On vous a toujours présenté comme un artiste proche du président Alassane Ouattara, natif d’Odienné, comme sa mère. Qu’est-ce qui expliquent ces critiques, nouvelles, pour l’observateur avisé ?
J’ai croisé trois fois dans ma vie le président Alassane Ouattara. La première fois, c’était à l’hôtel du Golf, après la crise post-électorale. Je lui avais dit ceci : « Monsieur le président, le peuple s’est battu, a versé son sang, ses larmes et sa sueur, pour que vous soyez là aujourd’hui. Si demain ça ne va pas pour ce petit peuple, vous allez sans doute m’entendre, je serais obligé de sortir pour parler ».

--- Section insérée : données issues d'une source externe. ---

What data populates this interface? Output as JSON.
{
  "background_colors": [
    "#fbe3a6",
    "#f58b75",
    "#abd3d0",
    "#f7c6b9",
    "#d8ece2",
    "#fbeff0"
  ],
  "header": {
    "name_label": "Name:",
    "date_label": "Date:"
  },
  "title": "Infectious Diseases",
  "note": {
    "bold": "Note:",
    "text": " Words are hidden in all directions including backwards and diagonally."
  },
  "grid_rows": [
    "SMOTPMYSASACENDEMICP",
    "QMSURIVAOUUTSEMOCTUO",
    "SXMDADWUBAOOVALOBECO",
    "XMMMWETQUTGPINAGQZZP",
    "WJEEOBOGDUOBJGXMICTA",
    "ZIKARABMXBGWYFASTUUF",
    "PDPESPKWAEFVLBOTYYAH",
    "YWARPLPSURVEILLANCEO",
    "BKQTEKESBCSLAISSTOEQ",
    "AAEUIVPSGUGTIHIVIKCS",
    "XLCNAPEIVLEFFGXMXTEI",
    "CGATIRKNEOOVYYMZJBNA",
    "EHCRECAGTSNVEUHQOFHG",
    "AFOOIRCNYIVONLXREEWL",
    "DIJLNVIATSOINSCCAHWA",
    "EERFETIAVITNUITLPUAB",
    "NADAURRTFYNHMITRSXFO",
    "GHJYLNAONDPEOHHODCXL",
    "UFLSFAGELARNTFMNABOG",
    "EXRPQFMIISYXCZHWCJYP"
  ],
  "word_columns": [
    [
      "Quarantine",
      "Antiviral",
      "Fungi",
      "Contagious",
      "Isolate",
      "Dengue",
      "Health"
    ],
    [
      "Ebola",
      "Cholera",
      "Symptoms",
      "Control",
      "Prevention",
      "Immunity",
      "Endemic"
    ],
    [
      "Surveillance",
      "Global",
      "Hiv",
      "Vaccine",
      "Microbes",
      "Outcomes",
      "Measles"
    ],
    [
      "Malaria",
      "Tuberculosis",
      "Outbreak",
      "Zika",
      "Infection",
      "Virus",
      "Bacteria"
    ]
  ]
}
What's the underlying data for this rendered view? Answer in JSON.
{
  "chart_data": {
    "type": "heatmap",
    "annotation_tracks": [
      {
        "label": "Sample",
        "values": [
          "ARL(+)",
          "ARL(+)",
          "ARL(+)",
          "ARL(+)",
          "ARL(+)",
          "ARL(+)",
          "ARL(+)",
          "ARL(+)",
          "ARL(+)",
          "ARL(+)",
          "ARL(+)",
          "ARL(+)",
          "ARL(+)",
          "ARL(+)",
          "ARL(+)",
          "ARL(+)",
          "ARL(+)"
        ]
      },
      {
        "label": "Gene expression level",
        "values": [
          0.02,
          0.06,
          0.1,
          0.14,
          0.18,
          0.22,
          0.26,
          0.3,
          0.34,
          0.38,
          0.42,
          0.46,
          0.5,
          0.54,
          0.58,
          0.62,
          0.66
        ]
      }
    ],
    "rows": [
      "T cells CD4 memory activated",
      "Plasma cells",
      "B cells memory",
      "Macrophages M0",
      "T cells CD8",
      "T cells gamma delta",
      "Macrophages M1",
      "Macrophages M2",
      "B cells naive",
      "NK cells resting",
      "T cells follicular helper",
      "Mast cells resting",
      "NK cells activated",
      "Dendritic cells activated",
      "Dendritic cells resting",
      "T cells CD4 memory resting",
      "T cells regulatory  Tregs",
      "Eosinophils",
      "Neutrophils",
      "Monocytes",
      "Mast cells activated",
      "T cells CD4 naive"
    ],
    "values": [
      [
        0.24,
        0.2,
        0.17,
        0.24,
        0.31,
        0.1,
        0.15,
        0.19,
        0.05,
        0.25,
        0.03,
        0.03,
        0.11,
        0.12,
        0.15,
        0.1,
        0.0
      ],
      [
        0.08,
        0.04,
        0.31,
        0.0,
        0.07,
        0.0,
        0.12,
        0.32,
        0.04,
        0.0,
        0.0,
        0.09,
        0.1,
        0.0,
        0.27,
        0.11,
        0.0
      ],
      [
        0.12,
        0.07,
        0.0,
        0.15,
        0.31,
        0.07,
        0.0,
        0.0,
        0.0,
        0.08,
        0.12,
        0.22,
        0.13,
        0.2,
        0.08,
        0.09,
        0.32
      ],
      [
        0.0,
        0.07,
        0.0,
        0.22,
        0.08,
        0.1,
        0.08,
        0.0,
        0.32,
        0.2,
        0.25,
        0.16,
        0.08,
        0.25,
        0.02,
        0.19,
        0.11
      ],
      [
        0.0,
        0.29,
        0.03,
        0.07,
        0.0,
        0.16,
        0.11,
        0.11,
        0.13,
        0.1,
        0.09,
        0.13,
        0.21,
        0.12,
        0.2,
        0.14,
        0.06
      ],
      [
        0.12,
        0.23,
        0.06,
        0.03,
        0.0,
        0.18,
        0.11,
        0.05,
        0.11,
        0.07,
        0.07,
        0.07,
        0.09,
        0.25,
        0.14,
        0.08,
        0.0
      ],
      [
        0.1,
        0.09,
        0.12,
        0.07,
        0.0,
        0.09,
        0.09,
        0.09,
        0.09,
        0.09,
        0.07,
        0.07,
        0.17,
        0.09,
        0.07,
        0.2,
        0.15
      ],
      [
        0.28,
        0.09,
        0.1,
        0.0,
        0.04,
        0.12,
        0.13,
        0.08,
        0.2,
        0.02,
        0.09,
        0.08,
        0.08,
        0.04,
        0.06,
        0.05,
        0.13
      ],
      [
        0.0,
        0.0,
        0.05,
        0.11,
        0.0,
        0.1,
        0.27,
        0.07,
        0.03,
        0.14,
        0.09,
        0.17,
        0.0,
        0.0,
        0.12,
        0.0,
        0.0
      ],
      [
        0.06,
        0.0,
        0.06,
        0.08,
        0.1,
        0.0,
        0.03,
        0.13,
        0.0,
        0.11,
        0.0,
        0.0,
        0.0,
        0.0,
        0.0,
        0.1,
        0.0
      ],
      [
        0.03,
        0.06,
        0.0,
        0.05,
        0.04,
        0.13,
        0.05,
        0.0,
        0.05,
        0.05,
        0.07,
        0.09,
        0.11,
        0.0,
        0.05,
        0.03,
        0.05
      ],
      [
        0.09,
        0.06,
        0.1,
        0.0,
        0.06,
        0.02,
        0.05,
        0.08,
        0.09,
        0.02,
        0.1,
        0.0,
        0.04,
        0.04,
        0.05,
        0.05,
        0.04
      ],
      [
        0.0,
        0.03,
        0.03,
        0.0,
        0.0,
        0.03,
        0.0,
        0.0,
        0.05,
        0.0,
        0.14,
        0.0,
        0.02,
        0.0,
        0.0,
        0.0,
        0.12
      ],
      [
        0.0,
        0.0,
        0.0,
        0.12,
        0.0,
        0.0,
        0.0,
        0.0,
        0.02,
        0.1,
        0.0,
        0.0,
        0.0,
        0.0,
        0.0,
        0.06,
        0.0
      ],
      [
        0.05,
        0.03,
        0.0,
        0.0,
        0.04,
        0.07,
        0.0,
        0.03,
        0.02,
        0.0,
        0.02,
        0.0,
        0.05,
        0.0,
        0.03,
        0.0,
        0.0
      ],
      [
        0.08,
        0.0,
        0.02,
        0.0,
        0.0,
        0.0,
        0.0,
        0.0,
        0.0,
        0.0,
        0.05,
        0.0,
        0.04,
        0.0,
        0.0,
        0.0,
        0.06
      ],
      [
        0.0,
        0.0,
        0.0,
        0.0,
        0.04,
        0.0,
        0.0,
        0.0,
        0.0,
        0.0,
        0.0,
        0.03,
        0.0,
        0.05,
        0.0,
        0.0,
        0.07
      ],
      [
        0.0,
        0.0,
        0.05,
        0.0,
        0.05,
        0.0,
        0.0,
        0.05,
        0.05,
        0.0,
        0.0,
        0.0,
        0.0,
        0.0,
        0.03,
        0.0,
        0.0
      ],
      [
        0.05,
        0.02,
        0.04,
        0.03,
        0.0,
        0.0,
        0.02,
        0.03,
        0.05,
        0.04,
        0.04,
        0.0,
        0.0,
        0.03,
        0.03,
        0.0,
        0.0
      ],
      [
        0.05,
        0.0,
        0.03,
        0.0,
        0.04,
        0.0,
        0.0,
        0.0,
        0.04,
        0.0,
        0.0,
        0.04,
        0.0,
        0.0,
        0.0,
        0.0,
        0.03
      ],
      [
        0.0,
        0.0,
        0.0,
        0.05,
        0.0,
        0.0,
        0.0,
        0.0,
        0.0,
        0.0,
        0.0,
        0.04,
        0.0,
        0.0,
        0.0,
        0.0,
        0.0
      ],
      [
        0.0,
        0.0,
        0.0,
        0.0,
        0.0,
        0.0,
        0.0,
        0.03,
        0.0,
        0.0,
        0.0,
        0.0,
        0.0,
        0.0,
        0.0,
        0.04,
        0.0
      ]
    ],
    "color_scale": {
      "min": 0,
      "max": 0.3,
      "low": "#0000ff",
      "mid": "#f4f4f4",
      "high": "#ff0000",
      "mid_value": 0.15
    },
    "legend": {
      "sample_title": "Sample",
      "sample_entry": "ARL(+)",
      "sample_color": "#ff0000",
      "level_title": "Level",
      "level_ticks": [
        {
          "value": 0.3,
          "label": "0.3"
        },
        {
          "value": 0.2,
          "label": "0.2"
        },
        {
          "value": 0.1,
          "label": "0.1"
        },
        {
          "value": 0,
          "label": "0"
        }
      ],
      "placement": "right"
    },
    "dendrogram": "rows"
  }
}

Voici le contrat qu’il y avait entre le président Ouattara et moi. Je pense qu’il a rompu ce contrat, avec des faits précis comme la mauvaise répartition des fruits de la croissance, le langage trouble autour de son troisième mandat, la création d’une institution budgétivore comme le Sénat, dont la seule utilité est de caser des politiciens frustrés. Cela fait sept ans qu’il est au pouvoir et depuis trois ou quatre mois, j’ai décidé de me faire entendre. Cela ne va pas s’arrêter.